The store had turned into an inferno, and in the end, after the firemen got the blaze under control, four people were dead: Ada Deal and her grandson Matthew Troidl; Carolyn Kraus, who worked in the paint department; and a handsome young Hispanic man named Jimmy Cetina. He had left the store but went back in when he heard people banging on a metal fire door. It had automatically dropped as a safety measure to keep fire from spreading between different areas.
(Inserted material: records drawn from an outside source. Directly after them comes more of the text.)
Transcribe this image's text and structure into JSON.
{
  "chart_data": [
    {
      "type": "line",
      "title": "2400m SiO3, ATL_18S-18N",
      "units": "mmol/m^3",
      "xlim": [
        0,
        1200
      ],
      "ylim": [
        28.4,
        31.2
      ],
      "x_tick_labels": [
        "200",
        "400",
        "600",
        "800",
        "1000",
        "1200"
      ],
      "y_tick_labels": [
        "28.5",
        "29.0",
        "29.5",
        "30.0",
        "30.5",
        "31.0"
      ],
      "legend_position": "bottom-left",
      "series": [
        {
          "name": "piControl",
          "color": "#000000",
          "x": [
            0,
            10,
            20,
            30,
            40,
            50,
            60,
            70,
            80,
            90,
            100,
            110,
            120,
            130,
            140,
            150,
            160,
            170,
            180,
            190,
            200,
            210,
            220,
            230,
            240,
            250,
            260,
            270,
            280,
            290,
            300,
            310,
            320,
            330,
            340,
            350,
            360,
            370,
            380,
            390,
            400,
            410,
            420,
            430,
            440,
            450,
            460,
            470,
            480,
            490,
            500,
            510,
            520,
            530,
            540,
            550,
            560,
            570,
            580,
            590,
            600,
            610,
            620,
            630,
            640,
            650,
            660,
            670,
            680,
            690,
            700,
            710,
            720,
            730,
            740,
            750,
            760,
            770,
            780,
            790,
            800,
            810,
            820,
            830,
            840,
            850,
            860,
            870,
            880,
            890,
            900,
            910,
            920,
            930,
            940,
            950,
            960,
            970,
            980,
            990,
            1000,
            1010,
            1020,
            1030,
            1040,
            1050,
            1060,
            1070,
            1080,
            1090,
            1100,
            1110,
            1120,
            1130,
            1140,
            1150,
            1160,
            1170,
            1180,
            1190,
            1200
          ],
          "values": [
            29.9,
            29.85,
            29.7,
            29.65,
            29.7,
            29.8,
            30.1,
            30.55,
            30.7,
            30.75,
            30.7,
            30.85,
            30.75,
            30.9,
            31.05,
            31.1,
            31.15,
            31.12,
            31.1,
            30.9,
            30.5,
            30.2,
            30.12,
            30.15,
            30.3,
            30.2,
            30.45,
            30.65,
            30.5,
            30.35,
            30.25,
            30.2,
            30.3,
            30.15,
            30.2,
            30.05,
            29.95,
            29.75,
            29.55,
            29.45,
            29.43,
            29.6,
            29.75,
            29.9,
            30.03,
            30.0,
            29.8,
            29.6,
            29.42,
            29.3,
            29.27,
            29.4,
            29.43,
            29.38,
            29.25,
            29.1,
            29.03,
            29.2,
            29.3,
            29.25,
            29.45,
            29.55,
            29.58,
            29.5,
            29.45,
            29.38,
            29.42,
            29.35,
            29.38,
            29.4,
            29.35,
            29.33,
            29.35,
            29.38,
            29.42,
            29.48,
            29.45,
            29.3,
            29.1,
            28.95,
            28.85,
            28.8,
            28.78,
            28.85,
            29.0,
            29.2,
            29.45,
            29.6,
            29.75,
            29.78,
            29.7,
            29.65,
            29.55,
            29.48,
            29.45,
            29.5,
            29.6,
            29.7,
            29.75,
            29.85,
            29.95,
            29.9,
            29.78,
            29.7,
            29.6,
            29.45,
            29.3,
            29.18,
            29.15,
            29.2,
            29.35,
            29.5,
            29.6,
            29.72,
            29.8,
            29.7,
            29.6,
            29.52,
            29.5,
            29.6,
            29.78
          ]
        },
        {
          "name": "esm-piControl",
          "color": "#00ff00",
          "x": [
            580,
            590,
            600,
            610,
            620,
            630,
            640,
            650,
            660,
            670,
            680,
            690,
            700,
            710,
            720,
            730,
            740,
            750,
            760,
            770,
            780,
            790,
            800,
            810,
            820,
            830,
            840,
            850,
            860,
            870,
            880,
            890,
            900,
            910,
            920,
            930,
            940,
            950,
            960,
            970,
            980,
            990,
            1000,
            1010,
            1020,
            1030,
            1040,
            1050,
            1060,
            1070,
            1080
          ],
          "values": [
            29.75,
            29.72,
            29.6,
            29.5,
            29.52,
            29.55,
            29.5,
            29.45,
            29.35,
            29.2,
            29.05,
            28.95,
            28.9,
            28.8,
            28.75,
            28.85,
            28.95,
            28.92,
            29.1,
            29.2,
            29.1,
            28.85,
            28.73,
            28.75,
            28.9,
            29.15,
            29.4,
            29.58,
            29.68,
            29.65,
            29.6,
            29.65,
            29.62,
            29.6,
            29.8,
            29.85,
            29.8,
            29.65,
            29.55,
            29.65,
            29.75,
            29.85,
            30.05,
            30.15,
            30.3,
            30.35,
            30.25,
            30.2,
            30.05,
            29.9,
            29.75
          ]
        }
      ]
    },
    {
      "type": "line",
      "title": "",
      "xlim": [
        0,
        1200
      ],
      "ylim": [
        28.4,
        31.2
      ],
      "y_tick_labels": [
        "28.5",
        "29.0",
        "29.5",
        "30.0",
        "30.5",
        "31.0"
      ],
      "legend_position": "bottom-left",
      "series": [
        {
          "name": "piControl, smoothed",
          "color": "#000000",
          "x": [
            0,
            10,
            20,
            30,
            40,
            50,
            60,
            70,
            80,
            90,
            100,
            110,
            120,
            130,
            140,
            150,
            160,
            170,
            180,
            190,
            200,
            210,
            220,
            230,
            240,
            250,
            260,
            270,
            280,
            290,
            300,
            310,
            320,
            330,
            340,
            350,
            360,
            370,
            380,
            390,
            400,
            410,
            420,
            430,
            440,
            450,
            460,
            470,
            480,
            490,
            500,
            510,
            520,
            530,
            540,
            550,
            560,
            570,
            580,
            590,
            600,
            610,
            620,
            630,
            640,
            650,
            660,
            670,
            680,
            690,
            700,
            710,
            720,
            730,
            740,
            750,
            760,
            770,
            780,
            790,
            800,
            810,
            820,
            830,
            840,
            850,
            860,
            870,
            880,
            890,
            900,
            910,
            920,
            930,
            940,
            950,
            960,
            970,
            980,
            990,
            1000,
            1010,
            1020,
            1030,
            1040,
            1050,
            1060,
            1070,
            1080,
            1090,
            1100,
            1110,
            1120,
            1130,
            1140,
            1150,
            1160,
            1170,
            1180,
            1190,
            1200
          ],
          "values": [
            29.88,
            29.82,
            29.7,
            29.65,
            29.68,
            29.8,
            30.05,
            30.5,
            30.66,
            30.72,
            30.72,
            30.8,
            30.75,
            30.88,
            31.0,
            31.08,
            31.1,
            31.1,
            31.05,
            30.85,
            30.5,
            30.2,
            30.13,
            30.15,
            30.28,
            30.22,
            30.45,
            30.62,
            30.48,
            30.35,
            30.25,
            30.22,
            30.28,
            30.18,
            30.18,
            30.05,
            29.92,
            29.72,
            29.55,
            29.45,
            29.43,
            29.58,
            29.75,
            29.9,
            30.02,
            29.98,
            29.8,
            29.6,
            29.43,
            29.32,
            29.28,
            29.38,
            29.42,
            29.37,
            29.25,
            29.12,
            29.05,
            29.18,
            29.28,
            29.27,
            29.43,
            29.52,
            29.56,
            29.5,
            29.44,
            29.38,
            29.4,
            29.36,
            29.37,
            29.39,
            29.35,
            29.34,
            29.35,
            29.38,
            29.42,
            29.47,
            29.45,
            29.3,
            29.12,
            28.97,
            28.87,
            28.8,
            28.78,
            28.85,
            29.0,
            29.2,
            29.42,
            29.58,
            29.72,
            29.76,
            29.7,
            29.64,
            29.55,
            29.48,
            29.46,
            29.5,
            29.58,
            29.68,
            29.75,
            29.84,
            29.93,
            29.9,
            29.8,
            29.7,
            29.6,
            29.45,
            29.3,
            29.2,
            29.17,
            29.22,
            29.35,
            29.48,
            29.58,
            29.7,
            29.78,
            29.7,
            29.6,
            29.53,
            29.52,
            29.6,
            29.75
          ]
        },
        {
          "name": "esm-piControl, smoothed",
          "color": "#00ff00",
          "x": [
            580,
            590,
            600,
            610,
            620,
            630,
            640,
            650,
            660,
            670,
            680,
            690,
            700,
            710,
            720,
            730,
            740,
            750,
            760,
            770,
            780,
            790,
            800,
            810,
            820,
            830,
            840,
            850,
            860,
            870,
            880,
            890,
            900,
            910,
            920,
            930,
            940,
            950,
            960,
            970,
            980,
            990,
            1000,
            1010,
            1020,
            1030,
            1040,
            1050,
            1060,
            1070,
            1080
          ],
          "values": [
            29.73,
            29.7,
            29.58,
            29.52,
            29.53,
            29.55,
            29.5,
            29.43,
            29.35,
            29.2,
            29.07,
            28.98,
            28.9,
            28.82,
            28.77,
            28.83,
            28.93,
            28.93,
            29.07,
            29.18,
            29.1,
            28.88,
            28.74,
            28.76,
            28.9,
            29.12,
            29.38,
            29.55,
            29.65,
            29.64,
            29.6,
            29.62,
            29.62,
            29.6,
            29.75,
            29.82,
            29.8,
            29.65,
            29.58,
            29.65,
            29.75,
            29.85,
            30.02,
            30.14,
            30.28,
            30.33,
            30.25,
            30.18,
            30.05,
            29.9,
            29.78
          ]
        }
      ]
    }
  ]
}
The metal doors had been designed with the assumption that they would only be activated at night when no one was in the store.
While the fire was raging at Ole’s, Chief Murray, who was directing the operations of 125 firefighters, learned of a stupefying coincidence: another fire was ablaze at Von’s Market, which was on the same street as Ole’s and only a few minutes away.
At one point Murray glanced across the street and saw John Orr, a Glendale investigative firefighter, snapping pictures. Knowing Orr, who seemed to have a quick temper but had built a growing reputation as an excellent fire investigator, Murray alerted him about the fire at Von’s and asked if he would assist by conducting an investigation.
Perhaps—and there is no way to know if it would have helped—people would have lived and hundreds of fires would have been prevented if John Leonard Orr had been accepted as a police officer, which had been his dream. But who knows? A lot of innocent people might have been shot dead.